I think I probably say every year that the allotment is behind but this year (mid July and I’m still waiting on the courgettes!) it’s really true.

Half of the beetroot bed, all sown at the same time, are refusing to grow. (I think that the rhubarb next to that bed is sucking up all the moisture. We had winter squash in that bed last year and the squash at that end were slower too. Next year we’re putting the gooseberry bushes in that bed so no more worry about why nothing wants to grow in that bed!). We’ve had mange tout and broad beans and a few raspberries and blueberries and some salad and potatoes. This week we took home rhubarb (not from my plot), a few blueberries, 5 beetroot, carrot tops (for pesto), salad and two plums.

We are waiting on, courgette, crooknecks, cucumbers, carrots, tomatoes, french beans, sweet potatoes, autumn raspberries and winter squash (which has started it’s growth spurt, Ma wondered if I needed to feed it as it seems to be trying to take over the whole plot!).

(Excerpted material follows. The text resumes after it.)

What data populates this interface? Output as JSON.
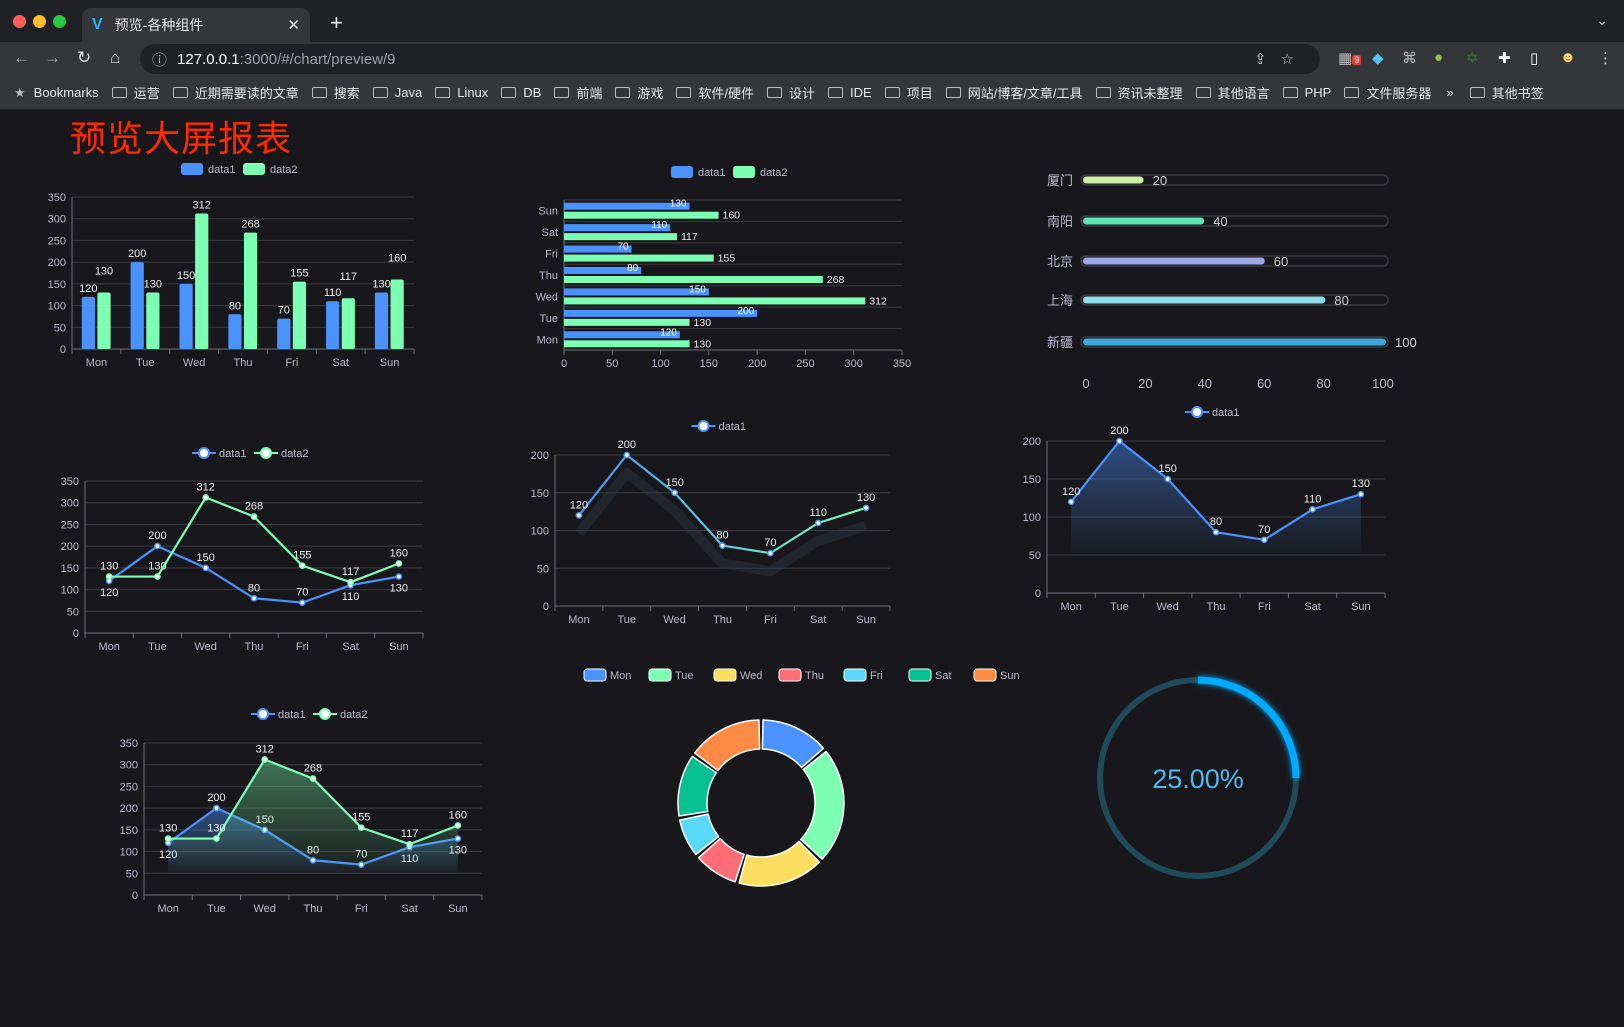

There is a lot of squash in here, I know that we have uchiki kuri and butternut squash in there but I also sowed and then lost track of some possible crown prince, two types of pumpkin, the last couple of candy roaster and burgess buttercup seeds. So who knows what we’ll get!

I was so determined to do better for autumn/winter, I think I was too relaxed about summer crops but in for autumn are kale, leeks, cauliflowers and we sowed chard last week. To be sown are pak choi, florence fennel, cabbage and some late salads. I want to get another flush of coriander, dill and maybe parsley in before autumn.  I might also sow turnips, black radish and swede for winter too. There are three-ish beds empty right now so I have some space and we’ll probably have 6 or seven beds in use through the winter. We’ll get what we get.

While I may have taken my eye off the food producing ball, I’m really pleased with some of the other areas of the plot.

The herb bed has been here since my very first spring, but it looks so much better with the flower bed next to it. It seems to give it structure. Yes, I need to cut the sage back before it eats the dianthus in the corner. I’m so thankful to a colleague at work for gifting me so much of this bed, he’s responsible for the giant snowdrops earlier in the year, the crocosmia and the sisyrinchium that are flowering right now. The bearded irises are hanging on but not doing much. The two dianthus were bought cheap in the plant sale last year and the year before, there is a bronze fennel at the back that I got from Nina’s old plot and it’s still alive so that’s good, finally I put in the remaining flowers that survived being burnt alive in the cloche in May (I think shasta daisy and alyssum).

My other favourite new area is the pond and rose garden. It’ll take time to mature, I did not sow the red mountain spinach also known as red orache (Atriplex hortensis var. rubra), it seeded on the plot last year and we assumed it was a type of aramanth and let it go where it wanted to. Although I might grow it for eating next year, this one is crowding out my lavender! There is aramanth growing by the pond in front of the knautia macedonica. In amongst the roses there is another lavender and an oregano, the verbena was moved from the front of the plot and I have also bought and planted a lemon thyme, two campanulas and an eryngium planum and a centaurea montana or perennial cornflower and a white borage on the other side of the pond. 

It will need to establish and fill out, but it was a bare patch of soil and weeds last March, so I’m pretty happy. The roses I moved in winter but the pond area was a great lockdown project. I need to sort out covering the edge of the pond too but that’s a job for later!

Lastly the ‘wild’ area on the old plot, given how well things are growing there I feel it’s proof that my choice to woodchip the paths is good for the soil as well as for making the the plot look tidy, well in the winter, right now it’s a glorious mess and I’m really pleased with it, although I’d like the rudbeckia to start flowering, I’m beginning to think that it’s intimidated by the borage and the verbena!